Peraturan yang mencerminkan KKG, pasal 28H ayat (2) Undang-Undang Dasar
Negara Republik Indonesia Tahun 1945 menentukan bahwa ”Setiap orang berhak
mendapat kemudahan dan perlakuan khusus untuk memperoleh kesempatan dan
manfaat yang sama guna mencapai persamaan dan keadilan”.
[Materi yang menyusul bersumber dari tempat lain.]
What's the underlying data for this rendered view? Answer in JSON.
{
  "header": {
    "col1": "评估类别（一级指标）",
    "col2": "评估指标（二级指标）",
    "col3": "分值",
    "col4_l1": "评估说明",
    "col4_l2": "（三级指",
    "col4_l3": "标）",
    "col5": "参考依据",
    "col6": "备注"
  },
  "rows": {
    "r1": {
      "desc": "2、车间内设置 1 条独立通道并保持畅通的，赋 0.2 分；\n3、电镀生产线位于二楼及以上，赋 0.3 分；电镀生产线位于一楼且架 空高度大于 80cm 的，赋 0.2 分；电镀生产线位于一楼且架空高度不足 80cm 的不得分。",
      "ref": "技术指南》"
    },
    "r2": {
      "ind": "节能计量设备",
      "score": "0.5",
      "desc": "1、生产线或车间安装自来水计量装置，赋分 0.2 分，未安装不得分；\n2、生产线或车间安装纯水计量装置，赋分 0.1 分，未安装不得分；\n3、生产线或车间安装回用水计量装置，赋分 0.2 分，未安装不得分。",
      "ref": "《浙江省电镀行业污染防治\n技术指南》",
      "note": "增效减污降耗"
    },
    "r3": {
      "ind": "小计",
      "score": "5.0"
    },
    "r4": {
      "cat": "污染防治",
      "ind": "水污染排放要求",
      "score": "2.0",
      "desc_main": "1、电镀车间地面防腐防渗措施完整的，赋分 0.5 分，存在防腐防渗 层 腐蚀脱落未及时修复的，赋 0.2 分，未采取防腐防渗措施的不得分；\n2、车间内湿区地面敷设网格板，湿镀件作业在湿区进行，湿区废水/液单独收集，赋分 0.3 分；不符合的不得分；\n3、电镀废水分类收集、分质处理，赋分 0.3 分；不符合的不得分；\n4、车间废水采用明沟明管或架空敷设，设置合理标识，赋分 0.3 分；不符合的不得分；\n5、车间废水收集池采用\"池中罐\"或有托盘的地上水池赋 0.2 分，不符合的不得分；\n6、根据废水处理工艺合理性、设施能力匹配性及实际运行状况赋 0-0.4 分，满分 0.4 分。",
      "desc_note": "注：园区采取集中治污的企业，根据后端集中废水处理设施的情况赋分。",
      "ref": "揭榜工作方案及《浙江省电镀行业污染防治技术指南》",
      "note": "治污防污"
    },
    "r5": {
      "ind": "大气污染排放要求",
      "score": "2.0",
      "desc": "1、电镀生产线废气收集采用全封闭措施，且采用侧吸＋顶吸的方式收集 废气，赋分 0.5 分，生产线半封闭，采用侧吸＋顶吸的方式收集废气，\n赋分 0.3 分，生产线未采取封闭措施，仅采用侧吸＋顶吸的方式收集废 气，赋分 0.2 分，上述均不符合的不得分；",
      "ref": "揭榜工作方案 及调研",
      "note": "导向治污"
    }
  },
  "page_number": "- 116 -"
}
4. Hukum agraria adalah serangkaian kaidah dan hubungan yang mengatur hak
penguasaan atas bumi, air, ruang angkasa dan kekayaan alam yang terkandung di
dalamnya. Gender dalam Hukum Agraria, perempuan seringkali memiliki keterbatasan
dalam pengambilan keputusan atas kontrol penggunaan lahan serta hasilnya. Hak
perempuan atas tanah yang masih diatur oleh sistem hukum formal dan hukum adat
menjadi salah satu penyebabnya. Ada tiga argumen kuat yang menjadi alasan
perempuan harus memiliki hak atas tanah dan properti diantaranya, argumen
kesejahteraan, argumen kesetaraan dan pemberdayaan serta argumen praktik dan
strategis berbasis gender. Contohnya seperti kepemilikan tanah di suatu kota, dimana
laki-laki memiliki kendali atas 84% lahan yang tersedia sedangkan perempuan hanya
menguasai 16%. Adapun alasan di balik kondisi ini yakni, terbatasnya akses perempuan
terhadap informasi, akses dan partisipasi dalam proses pengambilan keputusan, fasilitas
dan saluran untuk keluhan dan mekanisme pelaporan serta terbatasnya akses
perlindungan hak perempuan. Jadi perempuan harus mendapatkan kesetaraan atas
pembagian tanah dengan laki-laki.
Hukum pajak adalah hukum yang bersifat public dalam mengatur hubungan
negara dan orang/badan hukum yang wajib untuk membayar pajak. Gender dalam
hukum pajak, setiap warga negara harus tunduk dengan hukum ini untuk menciptakan
kesejahteraan dan pembangunan yang menyeluruh bagi setiap daerah. Contohnya jika
anda pelaku usaha, anda harus tunduk pada setiap hukum perpajakan yang ada. Hitung
dan bayarlah pajak kepada negara secara rutin. Jika tidak, anda akan dikenakan denda
atau hal yang lebih serius seperti putusan pidana.